Jorge Luis Borges: Sí, sí. Quizás sea que más que las manchas del leopardo me gus­tan las rayas del tigre. ¡Además… que los tigres son lindísimos! Ya que hablamos de tigres creo recordar a dos tigres de la lite­ratura, famosos: uno, el de William Blake: “Tigre, tigre, ardiendo y resplandeciendo en las selvas de la noche”. Comparar el tigre con una hoguera. ¡Qué lindo,¿no?! También en el Tasso hay una her­mosa idea: algo así como que “mellaba el tigre”. Y una frase de Chesterton muy linda sobre el tigre, que dice: “El tigre es un símbolo de terrible elegancia”, ¡Qué bien está! Porque el tigre es elegante y al mismo tiempo es terrible.

Tomás Barna: Y lo importante es también el símbolo.

Jorge Luis Borges: ¡Claro que sí: el símbolo! Chesterton -comentando un libro de Blake- acuña esa imagen: el tigre, como un símbolo de una terrible elegancia; como una especie de dandy.

Tomás Barna: ¿El hombre, Borges, no tendrá un destino poético si consideramos que la poesía es el principio activo de la evolución creadora? Es decir: ¿el hombre no estará en la Tierra para cantar -mediante su acción- la dialéctica de las alegrías y las desdichas?

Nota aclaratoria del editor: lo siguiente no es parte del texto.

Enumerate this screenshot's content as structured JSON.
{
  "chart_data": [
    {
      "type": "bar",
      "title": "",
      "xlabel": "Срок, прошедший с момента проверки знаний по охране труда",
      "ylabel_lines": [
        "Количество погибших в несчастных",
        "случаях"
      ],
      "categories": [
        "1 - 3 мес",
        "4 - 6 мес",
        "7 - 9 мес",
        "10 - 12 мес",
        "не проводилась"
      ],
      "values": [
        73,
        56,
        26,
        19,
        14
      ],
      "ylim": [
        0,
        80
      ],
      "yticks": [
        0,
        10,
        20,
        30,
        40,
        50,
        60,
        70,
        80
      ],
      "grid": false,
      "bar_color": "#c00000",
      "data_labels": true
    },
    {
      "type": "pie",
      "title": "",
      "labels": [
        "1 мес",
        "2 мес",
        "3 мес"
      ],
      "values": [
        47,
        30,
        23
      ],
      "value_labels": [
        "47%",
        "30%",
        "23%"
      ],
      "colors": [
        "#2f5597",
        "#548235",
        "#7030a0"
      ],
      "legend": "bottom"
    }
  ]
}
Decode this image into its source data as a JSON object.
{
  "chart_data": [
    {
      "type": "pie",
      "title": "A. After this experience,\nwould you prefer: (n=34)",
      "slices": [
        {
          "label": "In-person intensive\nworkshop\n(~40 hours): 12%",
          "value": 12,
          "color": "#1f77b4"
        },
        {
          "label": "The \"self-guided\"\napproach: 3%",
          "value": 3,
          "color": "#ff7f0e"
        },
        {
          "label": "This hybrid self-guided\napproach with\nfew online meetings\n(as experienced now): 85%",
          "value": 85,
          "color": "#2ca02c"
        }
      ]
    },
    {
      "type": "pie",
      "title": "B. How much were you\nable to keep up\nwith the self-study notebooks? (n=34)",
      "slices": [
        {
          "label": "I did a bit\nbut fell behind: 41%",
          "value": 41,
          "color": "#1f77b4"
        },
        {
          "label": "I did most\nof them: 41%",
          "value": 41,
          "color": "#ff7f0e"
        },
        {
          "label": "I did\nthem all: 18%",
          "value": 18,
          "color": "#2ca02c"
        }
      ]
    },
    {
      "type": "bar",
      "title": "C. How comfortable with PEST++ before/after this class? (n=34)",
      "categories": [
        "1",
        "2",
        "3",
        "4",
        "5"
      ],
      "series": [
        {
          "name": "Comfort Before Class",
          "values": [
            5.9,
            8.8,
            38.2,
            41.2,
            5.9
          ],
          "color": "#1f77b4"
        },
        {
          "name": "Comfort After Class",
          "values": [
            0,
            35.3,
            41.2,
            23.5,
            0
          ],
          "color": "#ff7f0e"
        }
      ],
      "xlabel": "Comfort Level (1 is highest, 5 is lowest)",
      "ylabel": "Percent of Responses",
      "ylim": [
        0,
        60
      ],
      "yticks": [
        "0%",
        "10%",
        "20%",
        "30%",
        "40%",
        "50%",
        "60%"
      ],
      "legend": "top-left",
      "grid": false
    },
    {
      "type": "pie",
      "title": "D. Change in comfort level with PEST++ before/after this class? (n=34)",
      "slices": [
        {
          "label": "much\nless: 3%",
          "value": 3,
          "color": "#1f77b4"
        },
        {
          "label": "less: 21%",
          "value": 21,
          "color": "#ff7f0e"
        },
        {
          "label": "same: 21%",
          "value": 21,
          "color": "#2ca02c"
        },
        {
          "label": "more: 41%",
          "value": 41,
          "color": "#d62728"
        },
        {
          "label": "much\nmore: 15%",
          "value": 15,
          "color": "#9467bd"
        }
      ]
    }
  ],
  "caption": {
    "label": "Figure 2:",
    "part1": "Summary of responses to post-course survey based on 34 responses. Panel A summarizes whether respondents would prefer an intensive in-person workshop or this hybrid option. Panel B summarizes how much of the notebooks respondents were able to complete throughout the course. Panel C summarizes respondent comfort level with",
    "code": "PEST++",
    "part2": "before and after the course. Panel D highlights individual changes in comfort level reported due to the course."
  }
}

Jorge Luis Borges: Creo que encontramos una idea parecida en “La Odisea”. Yo no sé griego. Pero hay dos versiones hermosas: una, la de Lawrence de Arabia, y otra versión francesa de Leconte de L’Isle. En algún lugar de “La Odisea” -y Homero la escribió después de “La Ilíada”- se dice que “los Dioses tejen desdichas para que las generaciones venideras tengan algo que cantar”. Y hay una frase de Mallarmé: “Tout aboutit à un livre” (“Todo acaba en un libro”). Claro que es más bella la idea de Homero: “generaciones que canten”, y no la idea de un libro, que al fin de cuentas no es más que un objeto, una cosa. Aunque la idea es la misma: que las cosas existen en función de la literatura. O que un artista -en todo caso- o un escritor…debe pensar en eso. O tratar de pensar en eso. Yo he llegado a pensar que todo lo que me sucede es una especie de ar­cilla que debo modelar. O que todo lo que le dan a uno es como un instrumento. Incluso -y sobre todo- la desventura personal que es la arcilla, la materia más rica. O sea que la felicidad es un fin en sí mismo.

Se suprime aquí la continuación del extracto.